Ehe nur zwischen Mann und Frau
Nach diesem Gesetz war die Veröffentlichung von für Kinder bestimmten Materialien verboten, die Informationen enthalten, die „zur Missachtung familiärer Werte führen und ein anderes Konzept von Ehe und Familiengründung fördern als das, das die Verfassung und das Bürgerliche Gesetzbuch festlegen. Die litauische Verfassung schreibt vor, dass eine Ehe nur zwischen einem Mann und einer Frau geschlossen werden kann.
Im Dezember 2012 hatte die lesbische Autorin Neringa Dangvydė Macatė unter dem Titel „Bernsteinherz“ eine Märchensammlung veröffentlicht.
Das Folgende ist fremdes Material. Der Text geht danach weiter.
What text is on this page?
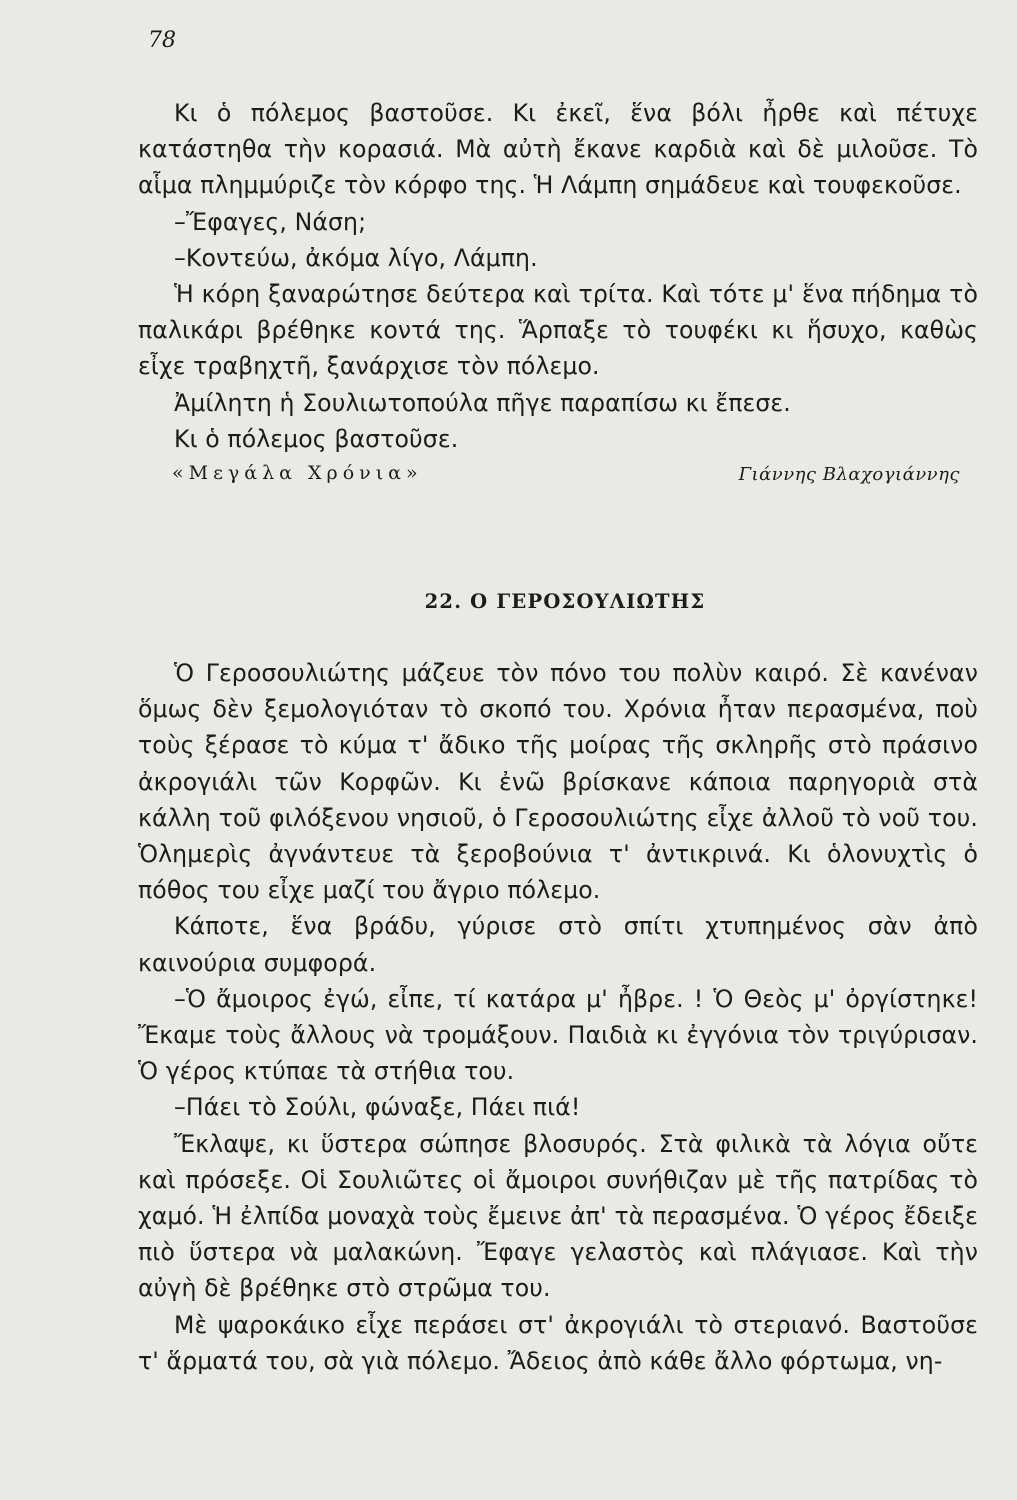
78

Κι ὁ πόλεμος βαστοῦσε. Κι ἐκεῖ, ἕνα βόλι ἦρθε καὶ πέτυχε κατάστηθα τὴν κορασιά. Μὰ αὐτὴ ἔκανε καρδιὰ καὶ δὲ μιλοῦσε. Τὸ αἷμα πλημμύριζε τὸν κόρφο της. Ἡ Λάμπη σημάδευε καὶ τουφεκοῦσε.

–Ἔφαγες, Νάση;

–Κοντεύω, ἀκόμα λίγο, Λάμπη.

Ἡ κόρη ξαναρώτησε δεύτερα καὶ τρίτα. Καὶ τότε μ' ἕνα πήδημα τὸ παλικάρι βρέθηκε κοντά της. Ἅρπαξε τὸ τουφέκι κι ἥσυχο, καθὼς εἶχε τραβηχτῆ, ξανάρχισε τὸν πόλεμο.

Ἀμίλητη ἡ Σουλιωτοπούλα πῆγε παραπίσω κι ἔπεσε.

Κι ὁ πόλεμος βαστοῦσε.

«Μεγάλα Χρόνια»	Γιάννης Βλαχογιάννης
22. Ο ΓΕΡΟΣΟΥΛΙΩΤΗΣ

Ὁ Γεροσουλιώτης μάζευε τὸν πόνο του πολὺν καιρό. Σὲ κανέναν ὅμως δὲν ξεμολογιόταν τὸ σκοπό του. Χρόνια ἦταν περασμένα, ποὺ τοὺς ξέρασε τὸ κύμα τ' ἄδικο τῆς μοίρας τῆς σκληρῆς στὸ πράσινο ἀκρογιάλι τῶν Κορφῶν. Κι ἐνῶ βρίσκανε κάποια παρηγοριὰ στὰ κάλλη τοῦ φιλόξενου νησιοῦ, ὁ Γεροσουλιώτης εἶχε ἀλλοῦ τὸ νοῦ του. Ὁλημερὶς ἀγνάντευε τὰ ξεροβούνια τ' ἀντικρινά. Κι ὁλονυχτὶς ὁ πόθος του εἶχε μαζί του ἄγριο πόλεμο.

Κάποτε, ἕνα βράδυ, γύρισε στὸ σπίτι χτυπημένος σὰν ἀπὸ καινούρια συμφορά.

–Ὁ ἄμοιρος ἐγώ, εἶπε, τί κατάρα μ' ἦβρε. ! Ὁ Θεὸς μ' ὀργίστηκε! Ἔκαμε τοὺς ἄλλους νὰ τρομάξουν. Παιδιὰ κι ἐγγόνια τὸν τριγύρισαν. Ὁ γέρος κτύπαε τὰ στήθια του.

–Πάει τὸ Σούλι, φώναξε, Πάει πιά!

Ἔκλαψε, κι ὕστερα σώπησε βλοσυρός. Στὰ φιλικὰ τὰ λόγια οὔτε καὶ πρόσεξε. Οἱ Σουλιῶτες οἱ ἄμοιροι συνήθιζαν μὲ τῆς πατρίδας τὸ χαμό. Ἡ ἐλπίδα μοναχὰ τοὺς ἔμεινε ἀπ' τὰ περασμένα. Ὁ γέρος ἔδειξε πιὸ ὕστερα νὰ μαλακώνη. Ἔφαγε γελαστὸς καὶ πλάγιασε. Καὶ τὴν αὐγὴ δὲ βρέθηκε στὸ στρῶμα του.

Μὲ ψαροκάικο εἶχε περάσει στ' ἀκρογιάλι τὸ στεριανό. Βαστοῦσε τ' ἅρματά του, σὰ γιὰ πόλεμο. Ἄδειος ἀπὸ κάθε ἄλλο φόρτωμα, νη-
Eine Geschichte handelt von einem Prinzen, der einen schwarzen Schneider, und einer Prinzessin, die ihre Jugendfreundin, die Tochter eines Schuhmachers, heiratet.
Nachdem hatte sich eine Person an die Regierung gewandt und dem Buch vorgeworfen hatte, „Perversionen zu fördern“, stufte das Kulturministerium die Märchen als jugendgefährdend ein und verbot den öffentlichen Verkauf.
Im Oktober 2014 reichte die Autorin gegen diese Entscheidung Klage ein. 2023 urteilte der Europäische Gerichtshof für Menschenrechte (EGMR), dass das Gesetz gegen die Europäische Menschenrechtskonvention (ECHR) verstoße.
Das litauische Gericht kam zu dem Ergebnis, dass die Verfassung die Ehe zwar als Verbindung zwischen Mann und Frau definiere, der Begriff Familie jedoch geschlechtsneutral sei und sich auf verschiedene Familienmodelle erstrecke. Daher verletzten Geschichten über gleichgeschlechtliche Paare innerhalb von Familien nicht das litauische Recht.